Los parques, escuelas, calles y comercios de ese país se mantienen bajo la nieve que superaron el metro de altura.
La zona este de Estados Unidos está atravesando por el peor invierno en 111 años con niveles de nieve que alcanzan 1,39 metros, producto de las fuertes tormentas que no han dejado de caer en Washington y otras ciudades, y que mantienen a las autoridades en alerta por la paralización de actividades.
La continuidad del fenómeno ha llevado al Gobierno a emprender acciones de limpieza y remoción de la nieve de las calles y aceras de ciudades como Nueva York (donde se han suspendido las clases), Filadelfia, en Pensilvania; Baltimore, en Maryland; Newark y Atlantic City, en Nueva Jersey; y Dover, en Delaware; entre otras grandes ciudades donde se mantiene la emergencia.
"La nieve ha sido implacable. No nos está dando mucho cuartel", dijo a la prensa local el jefe de bomberos de Washington, Dennis Rubin, quien aseguró no haber vivido nevadas tan seguidas en tan corto tiempo.
Las ráfagas de viento sobrepasaron este miércoles los 40 kilómetros por hora, por lo que las autoridades recomendaron a la ciudadanía resguardarse en sus hogares para prevenir cualquier incidente.
Autoridades estadounidenses reportaron que algunas autopistas del estado de Pensilvania fueron cerradas en vista del riesgo que corren los conductores al utilizar esas vías. Varias escuelas y establecimientos comerciales permanecen cerrados por orden del Gobierno federal, desde las intensas nevadas de la semana pasada.
Al menos 40 mil familias quedaron sin servicio eléctrico hace una semana y por ende, sin calefacción generado. Las ramas de los árboles caen por el peso de la nieve acumulada sobre el cableado eléctrico o ceden ante la intensidad de los vientos.

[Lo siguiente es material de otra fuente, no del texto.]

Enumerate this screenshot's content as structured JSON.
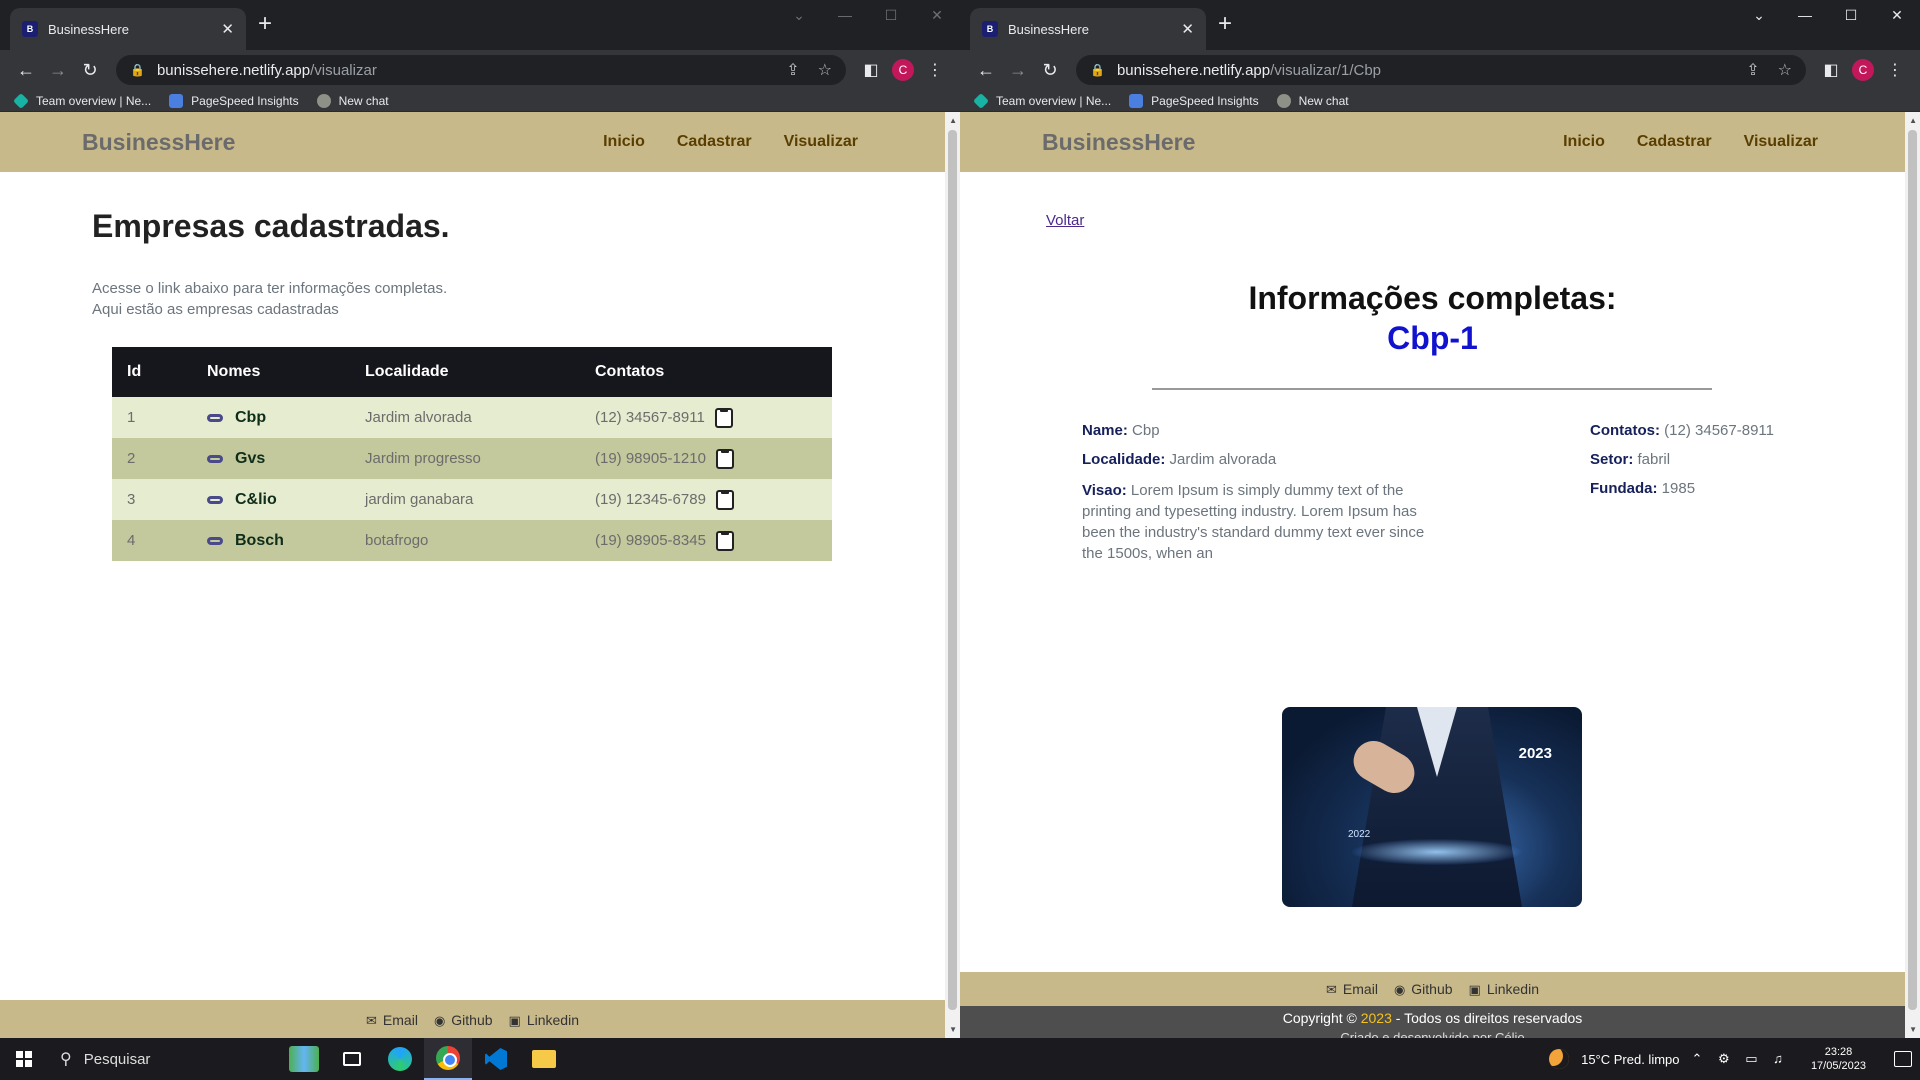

Según los pronósticos de los servicios meteorológicos de EE.UU., para el próximo lunes podría producirse otra tormenta, pero no precisan cuáles serían sus dimensiones. Las autoridades emitieron una alerta con la indicación de que para este jueves se esperan en Washington fuertes nevadas con vientos de unos 56 kilómetros, una combinación que hace que la visibilidad para los conductores sea prácticamente nula.
Las estadísticas apuntan a que el temporal de invierno de este año, será el peor en la historia de ese país, que hasta ahora había registrado en 1884.